Monstera Dubia Toxicity
The monstera dubia has a substance called insoluble calcium oxalate that is toxic to animals and children so you have to place it in a spot where the kids and pets cannot get to it. The crystals in the sap are sharp and usually keep kids and pets from eating too much because of the pain.
However, it can cause some serious symptoms if ingested such as:
- Loss of appetite
- Pain in the mouth, tongue, and lips
- Swelling of the throat and airway, which can be dangerous
What to Do for Toxicity
If you think your child or pet has eaten any of your monstera dubia, rinse out their mouth with milk to remove any pieces of the plant and to help with the pain. The calcium in the milk bonds to the calcium in the oxalates to ease the pain.
It is important to take them to a professional if they show any signs of breathing trouble. The sap and crystals in the oxalates can cause inflammation of the throat and airway, making it difficult to breathe.
Your child or pet may need medication to reduce the swelling and help to keep their airway open. Also, vomiting and diarrhea can cause dehydration, which can be dangerous in a small child or pet.

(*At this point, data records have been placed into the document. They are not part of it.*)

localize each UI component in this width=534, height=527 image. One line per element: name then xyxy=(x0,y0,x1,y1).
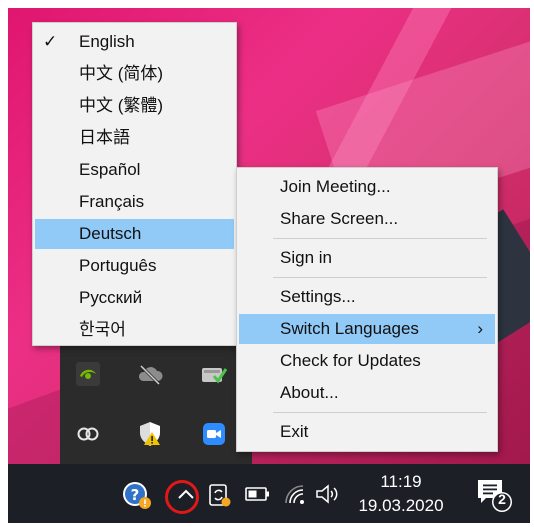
notification-count: 2 xyxy=(498,491,506,507)
taskbar-clock[interactable]: 11:19 19.03.2020 xyxy=(358,470,444,518)
screenshot-frame: ? 11:19 19.03.2020 2 ✓ English 中文 (简体) 中… xyxy=(0,0,534,527)
tray-context-menu: Join Meeting... Share Screen... Sign in … xyxy=(236,167,498,452)
menu-item-about[interactable]: About... xyxy=(239,378,495,408)
tray-overflow-panel xyxy=(60,346,252,464)
language-item-chinese-simplified[interactable]: 中文 (简体) xyxy=(35,59,234,89)
menu-item-label: Switch Languages xyxy=(280,319,419,338)
language-item-english[interactable]: ✓ English xyxy=(35,27,234,57)
zoom-video-icon[interactable] xyxy=(200,420,228,448)
menu-item-label: Sign in xyxy=(280,248,332,267)
menu-item-label: Share Screen... xyxy=(280,209,399,228)
volume-icon[interactable] xyxy=(314,482,342,506)
menu-item-exit[interactable]: Exit xyxy=(239,417,495,447)
language-item-label: 日本語 xyxy=(79,128,130,147)
battery-icon[interactable] xyxy=(244,484,272,504)
language-item-japanese[interactable]: 日本語 xyxy=(35,123,234,153)
wifi-icon[interactable] xyxy=(282,482,308,506)
menu-separator xyxy=(273,238,487,239)
menu-item-sign-in[interactable]: Sign in xyxy=(239,243,495,273)
language-item-russian[interactable]: Русский xyxy=(35,283,234,313)
menu-item-join-meeting[interactable]: Join Meeting... xyxy=(239,172,495,202)
language-item-label: English xyxy=(79,32,135,51)
menu-separator xyxy=(273,277,487,278)
security-shield-icon[interactable] xyxy=(136,420,164,448)
menu-item-switch-languages[interactable]: Switch Languages › xyxy=(239,314,495,344)
creative-cloud-icon[interactable] xyxy=(74,420,102,448)
menu-item-label: About... xyxy=(280,383,339,402)
clock-date: 19.03.2020 xyxy=(358,496,444,515)
language-item-german[interactable]: Deutsch xyxy=(35,219,234,249)
language-item-label: 中文 (繁體) xyxy=(79,96,164,115)
language-item-label: Français xyxy=(79,192,145,211)
svg-text:?: ? xyxy=(131,486,140,504)
language-menu: ✓ English 中文 (简体) 中文 (繁體) 日本語 Español Fr… xyxy=(32,22,237,346)
menu-item-label: Check for Updates xyxy=(280,351,421,370)
language-item-korean[interactable]: 한국어 xyxy=(35,315,234,345)
language-item-french[interactable]: Français xyxy=(35,187,234,217)
menu-item-label: Exit xyxy=(280,422,309,441)
language-item-spanish[interactable]: Español xyxy=(35,155,234,185)
language-item-label: Português xyxy=(79,256,157,275)
clock-time: 11:19 xyxy=(380,472,422,491)
menu-separator xyxy=(273,412,487,413)
menu-item-check-for-updates[interactable]: Check for Updates xyxy=(239,346,495,376)
update-sync-icon[interactable] xyxy=(206,482,232,508)
menu-item-settings[interactable]: Settings... xyxy=(239,282,495,312)
language-item-label: 한국어 xyxy=(79,320,126,339)
language-item-label: Русский xyxy=(79,288,143,307)
sync-check-icon[interactable] xyxy=(200,360,228,388)
menu-item-label: Join Meeting... xyxy=(280,177,391,196)
annotation-ring xyxy=(165,480,199,514)
menu-item-share-screen[interactable]: Share Screen... xyxy=(239,204,495,234)
language-item-label: Español xyxy=(79,160,141,179)
nvidia-icon[interactable] xyxy=(74,360,102,388)
help-question-icon[interactable]: ? xyxy=(120,478,154,512)
language-item-label: 中文 (简体) xyxy=(79,64,164,83)
check-icon: ✓ xyxy=(43,32,58,51)
taskbar: ? 11:19 19.03.2020 2 xyxy=(8,464,530,523)
language-item-portuguese[interactable]: Português xyxy=(35,251,234,281)
action-center-icon[interactable]: 2 xyxy=(474,476,514,514)
menu-item-label: Settings... xyxy=(280,287,356,306)
language-item-label: Deutsch xyxy=(79,224,142,243)
language-item-chinese-traditional[interactable]: 中文 (繁體) xyxy=(35,91,234,121)
cloud-offline-icon[interactable] xyxy=(136,360,164,388)
chevron-right-icon: › xyxy=(477,319,483,338)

In this guide, we covered a lot of good details about how to take care of your plant.
Just to recap and help you remember, here is a list of the highlights.

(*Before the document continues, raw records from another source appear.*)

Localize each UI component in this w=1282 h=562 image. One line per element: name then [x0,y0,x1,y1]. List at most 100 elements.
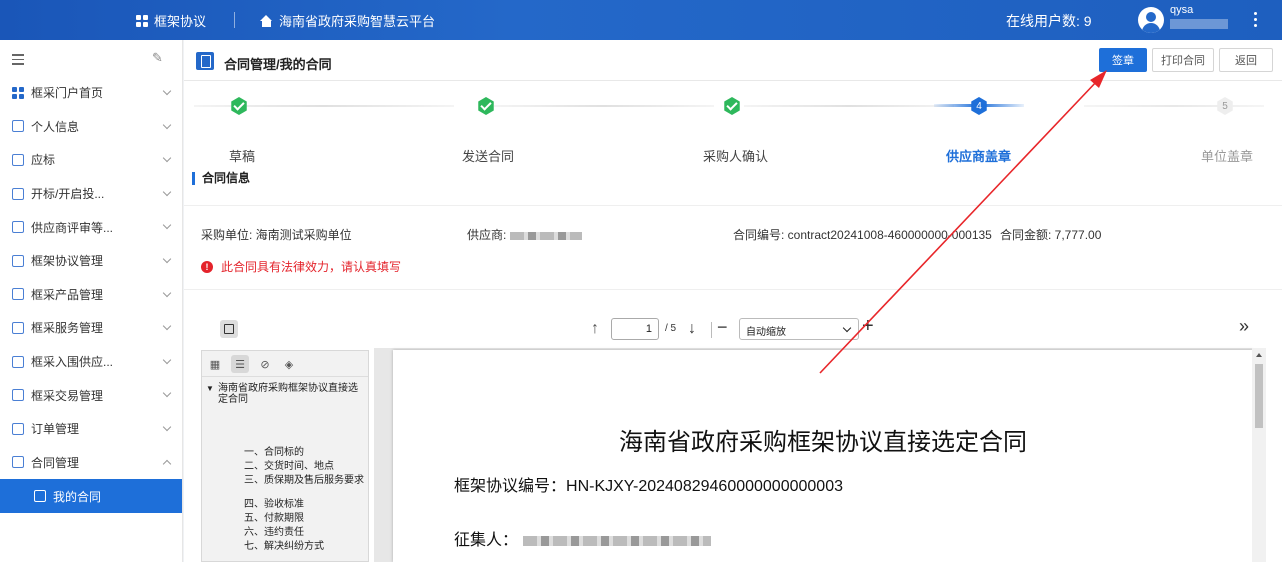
sidebar-item-label: 框采交易管理 [31,388,104,403]
supplier: 供应商: [467,226,582,243]
warning-icon: ! [201,260,213,273]
outline-item[interactable]: 四、验收标准 [244,499,366,510]
document-icon [196,52,214,70]
chevron-icon [162,221,172,230]
sidebar-item-5[interactable]: 框架协议管理 [0,244,182,278]
step-3-check-icon [724,97,740,115]
toolbar-divider [711,322,712,338]
sidebar-item-label: 订单管理 [31,422,80,437]
agreement-icon [12,254,24,267]
apps-grid-icon [136,14,148,27]
chevron-icon [162,254,172,264]
scrollbar-thumb[interactable] [1255,364,1263,428]
breadcrumb: 合同管理/我的合同 [224,57,332,72]
agreement-number-label: 框架协议编号： [454,476,567,495]
sidebar-item-label: 框采产品管理 [31,287,104,302]
main-content: 合同管理/我的合同 签章 打印合同 返回 4 5 草稿 发送合同 采购人确认 供… [184,40,1282,562]
user-org-redacted [1170,19,1228,29]
menu-switch[interactable]: 框架协议 [136,11,206,30]
collapse-menu-icon[interactable] [12,54,24,68]
zoom-select[interactable]: 自动缩放 [739,318,859,340]
sidebar-item-11[interactable]: 合同管理 [0,446,182,480]
online-users-count: 在线用户数: 9 [1006,13,1092,29]
sidebar-item-8[interactable]: 框采入围供应... [0,345,182,379]
order-icon [12,422,24,435]
back-button[interactable]: 返回 [1219,48,1273,72]
form-icon [12,153,24,166]
outline-item[interactable]: 五、付款期限 [244,513,366,524]
zoom-in-icon[interactable]: + [862,315,874,338]
sidebar-item-my-contracts[interactable]: 我的合同 [0,479,182,514]
more-menu-icon[interactable] [1254,12,1258,27]
chevron-icon [162,459,172,468]
pdf-scrollbar[interactable] [1252,348,1266,562]
sidebar-item-9[interactable]: 框采交易管理 [0,378,182,412]
outline-item[interactable]: 七、解决纠纷方式 [244,541,366,552]
toggle-sidebar-icon[interactable] [220,320,238,338]
thumbnails-icon[interactable]: ▦ [206,355,224,373]
page-total: / 5 [665,323,677,334]
sidebar-item-4[interactable]: 供应商评审等... [0,210,182,244]
outline-item[interactable]: 一、合同标的 [244,447,366,458]
pdf-toolbar: ↑ 1 / 5 ↓ − 自动缩放 + » [184,290,1282,348]
step-label-draft: 草稿 [229,149,256,164]
sidebar-item-label: 合同管理 [31,455,80,470]
pdf-viewer: ↑ 1 / 5 ↓ − 自动缩放 + » ▦ ☰ ⊘ ◈ ▼ 海南省政府采购框架… [184,290,1282,562]
collector-redacted [523,535,712,546]
username[interactable]: qysa [1170,4,1193,16]
sidebar-item-1[interactable]: 个人信息 [0,110,182,144]
agreement-number-line: 框架协议编号：HN-KJXY-20240829460000000000003 [454,472,843,496]
collector-label: 征集人： [454,530,519,549]
step-5-number: 5 [1217,97,1233,115]
contract-info: 采购单位: 海南测试采购单位 供应商: 合同编号: contract202410… [184,205,1282,290]
sidebar-item-3[interactable]: 开标/开启投... [0,177,182,211]
platform-link[interactable]: 海南省政府采购智慧云平台 [260,11,435,30]
zoom-out-icon[interactable]: − [717,317,728,338]
sidebar-item-7[interactable]: 框采服务管理 [0,311,182,345]
outline-item[interactable]: 六、违约责任 [244,527,366,538]
pdf-page: 海南省政府采购框架协议直接选定合同 框架协议编号：HN-KJXY-2024082… [393,350,1253,562]
sidebar-item-10[interactable]: 订单管理 [0,412,182,446]
collector-line: 征集人： [454,526,712,550]
tools-more-icon[interactable]: » [1239,316,1249,337]
sidebar-item-6[interactable]: 框采产品管理 [0,278,182,312]
print-contract-button[interactable]: 打印合同 [1152,48,1214,72]
pin-icon[interactable]: ✎ [152,50,163,66]
menu-switch-label: 框架协议 [154,14,207,29]
chevron-icon [162,422,172,432]
user-avatar-icon[interactable] [1138,7,1164,33]
layers-icon[interactable]: ◈ [280,355,298,373]
contract-icon [34,490,46,503]
sidebar-item-label: 供应商评审等... [31,220,114,235]
step-label-send: 发送合同 [462,149,515,164]
outline-item[interactable]: 二、交货时间、地点 [244,461,366,472]
outline-item[interactable]: 三、质保期及售后服务要求 [244,475,366,486]
previous-page-icon[interactable]: ↑ [591,320,599,338]
step-2-check-icon [478,97,494,115]
chevron-icon [162,86,172,96]
sidebar-item-2[interactable]: 应标 [0,143,182,177]
sidebar: ✎ 框采门户首页 个人信息 应标 开标/开启投... 供应商评审等... 框架协议管理 框采… [0,40,183,562]
expand-triangle-icon[interactable]: ▼ [206,383,218,405]
step-label-unit-seal: 单位盖章 [1201,149,1254,164]
sign-button[interactable]: 签章 [1099,48,1147,72]
scroll-up-icon[interactable] [1256,353,1262,357]
top-bar: 框架协议 海南省政府采购智慧云平台 在线用户数: 9 qysa [0,0,1282,40]
attachments-icon[interactable]: ⊘ [256,355,274,373]
page-number-input[interactable]: 1 [611,318,659,340]
document-title: 海南省政府采购框架协议直接选定合同 [619,428,1027,456]
section-title: 合同信息 [192,172,250,185]
chevron-icon [162,120,172,129]
next-page-icon[interactable]: ↓ [688,320,696,338]
outline-root[interactable]: ▼ 海南省政府采购框架协议直接选定合同 [206,383,366,405]
platform-name: 海南省政府采购智慧云平台 [279,14,436,29]
form-icon [12,187,24,200]
sidebar-item-0[interactable]: 框采门户首页 [0,76,182,110]
step-label-purchaser-confirm: 采购人确认 [703,149,769,164]
topbar-divider [234,12,235,28]
legal-warning-text: 此合同具有法律效力，请认真填写 [221,260,402,274]
supplier-redacted [509,231,582,240]
contract-amount: 合同金额: 7,777.00 [1000,228,1102,242]
supplier-icon [12,355,24,368]
outline-icon[interactable]: ☰ [231,355,249,373]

- Your monstera dubia monstera has large evergreen leaves that can grow straight up the side of a tree, moss pole, or whatever else you let it climb.
- The plant comes from South and Central America so it is a tropical plant.

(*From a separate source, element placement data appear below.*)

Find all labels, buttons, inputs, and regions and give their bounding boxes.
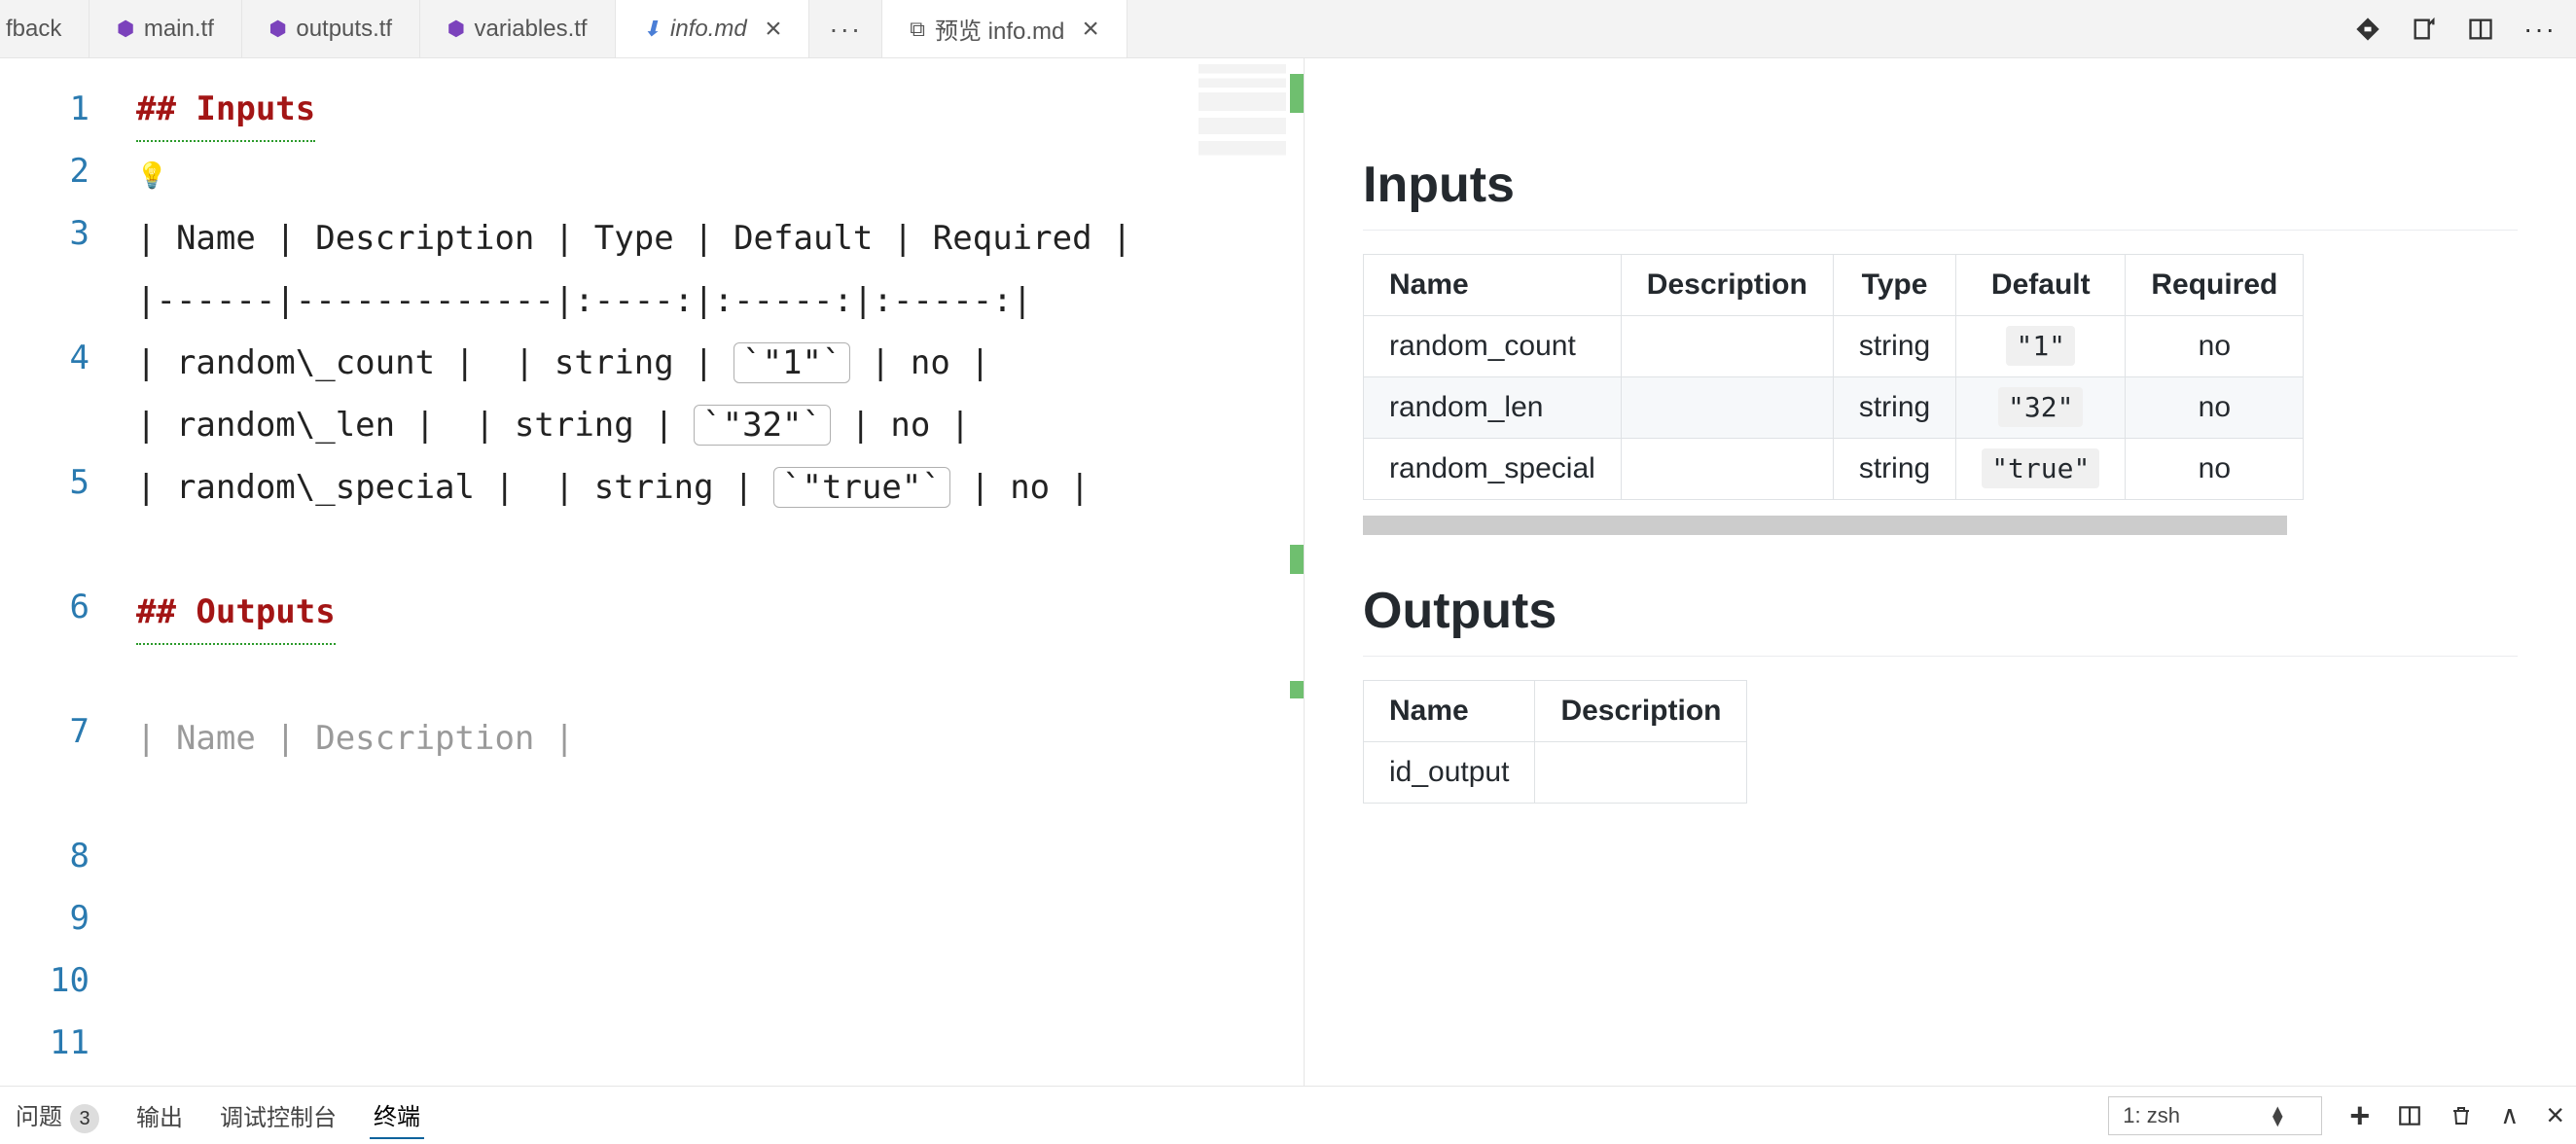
tab-preview-info-md[interactable]: ⧉预览 info.md× <box>881 0 1127 57</box>
maximize-panel-button[interactable]: ∧ <box>2500 1100 2519 1130</box>
col-description: Description <box>1535 681 1747 742</box>
col-name: Name <box>1364 681 1535 742</box>
code-line <box>136 518 1304 581</box>
code-content[interactable]: ## Inputs 💡 | Name | Description | Type … <box>117 58 1304 1086</box>
close-panel-button[interactable]: × <box>2546 1097 2564 1133</box>
code-line: | Name | Description | <box>136 707 1304 769</box>
code-line: | random\_special | | string | `"true"` … <box>136 456 1304 518</box>
col-required: Required <box>2126 255 2304 316</box>
col-name: Name <box>1364 255 1622 316</box>
tab-main-tf[interactable]: ⬢main.tf <box>89 0 242 57</box>
more-actions-icon[interactable]: ··· <box>2523 14 2557 45</box>
terraform-icon: ⬢ <box>269 17 286 41</box>
terraform-icon: ⬢ <box>447 17 464 41</box>
terraform-icon: ⬢ <box>117 17 133 41</box>
overview-ruler[interactable] <box>1290 58 1304 1086</box>
problems-count-badge: 3 <box>70 1104 99 1133</box>
table-row: random_len string "32" no <box>1364 377 2304 439</box>
horizontal-scrollbar[interactable] <box>1363 516 2287 535</box>
md-heading: ## Outputs <box>136 581 336 645</box>
chevron-updown-icon: ▲▼ <box>2269 1106 2286 1126</box>
panel-tab-terminal[interactable]: 终端 <box>370 1091 424 1139</box>
col-type: Type <box>1833 255 1955 316</box>
code-line: | random\_count | | string | `"1"` | no … <box>136 332 1304 394</box>
code-line: | Name | Description | Type | Default | … <box>136 207 1304 269</box>
preview-icon: ⧉ <box>910 17 925 42</box>
source-editor[interactable]: 1 2 3 4 5 6 7 8 9 10 11 ## Inputs 💡 | Na… <box>0 58 1304 1086</box>
outputs-table: Name Description id_output <box>1363 680 1747 804</box>
close-icon[interactable]: × <box>1082 15 1099 44</box>
terminal-selector[interactable]: 1: zsh ▲▼ <box>2108 1096 2322 1135</box>
markdown-preview: Inputs Name Description Type Default Req… <box>1304 58 2576 1086</box>
kill-terminal-button[interactable] <box>2450 1103 2473 1128</box>
table-row: id_output <box>1364 742 1747 804</box>
lightbulb-icon[interactable]: 💡 <box>136 161 167 191</box>
split-terminal-button[interactable] <box>2397 1103 2422 1128</box>
new-terminal-button[interactable]: + <box>2349 1095 2370 1136</box>
panel-tab-output[interactable]: 输出 <box>132 1092 187 1138</box>
editor-tab-bar: fback ⬢main.tf ⬢outputs.tf ⬢variables.tf… <box>0 0 2576 58</box>
code-line <box>136 645 1304 707</box>
diff-icon[interactable] <box>2354 16 2381 43</box>
tab-variables-tf[interactable]: ⬢variables.tf <box>420 0 616 57</box>
close-icon[interactable]: × <box>765 15 782 44</box>
editor-actions: ··· <box>2335 0 2576 57</box>
panel-tab-problems[interactable]: 问题3 <box>12 1091 103 1140</box>
panel-tab-debug-console[interactable]: 调试控制台 <box>216 1092 340 1138</box>
tab-outputs-tf[interactable]: ⬢outputs.tf <box>242 0 420 57</box>
inputs-table: Name Description Type Default Required r… <box>1363 254 2304 500</box>
col-default: Default <box>1956 255 2126 316</box>
code-line: | random\_len | | string | `"32"` | no | <box>136 394 1304 456</box>
tab-overflow-button[interactable]: ··· <box>809 0 881 57</box>
table-row: random_count string "1" no <box>1364 316 2304 377</box>
open-changes-icon[interactable] <box>2411 16 2438 43</box>
col-description: Description <box>1621 255 1833 316</box>
preview-heading-outputs: Outputs <box>1363 582 2518 657</box>
split-editor-icon[interactable] <box>2467 16 2494 43</box>
md-heading: ## Inputs <box>136 78 315 142</box>
markdown-icon: ⬇ <box>643 17 661 42</box>
line-number-gutter: 1 2 3 4 5 6 7 8 9 10 11 <box>0 58 117 1086</box>
code-line: |------|-------------|:----:|:-----:|:--… <box>136 269 1304 332</box>
tab-fback[interactable]: fback <box>0 0 89 57</box>
bottom-panel: 问题3 输出 调试控制台 终端 1: zsh ▲▼ + ∧ × <box>0 1086 2576 1144</box>
minimap[interactable] <box>1199 64 1286 181</box>
table-row: random_special string "true" no <box>1364 439 2304 500</box>
tab-info-md[interactable]: ⬇info.md× <box>616 0 810 57</box>
preview-heading-inputs: Inputs <box>1363 156 2518 231</box>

- The dubia may also be referred to as the climbing holey plant, shingle plant, shingling plant, swiss cheese plant, or windowleaf.
- Your plant needs a lot of bright but indirect sunlight. Too much direct sun can burn the leaves.
- The plant needs to be watered when the top two inches is dry.
- Make sure the soil drains well or your dubia will get root rot. Use one part orchid bark, one part perlite, and one part peat moss.
- Keeping your plant moist and humid is essential to its growth.
- Use a humidifier, pebble tray, or mist the leaves daily to help keep it humid.
- You can use a time-released fertilizer stick or high-quality diluted liquid fertilizer for your monstera dubia.
- Keep your plant warm at all times and never let it get below 40 degrees.
- Do not grow your monstera dubia outdoors unless you live in a controlled tropical environment.
- You can propagate your plant using stem cuttings or root separation.
- The pests that can bother your monstera dubia include fungus gnats, mealybugs, spider mites, and scale bugs.
- There are 45 monstera species but only the dubia and 10 others are commonly grown as houseplants.
- Keep children and pets away from any monstera plant you have because it is toxic and can be life-threatening in some cases.
Once you get the gist of it, you can grow many of these stunning tropical plants from propagation to fill your whole house. You can also give them away as gifts to family and friends. Just make sure they know how to properly care for them.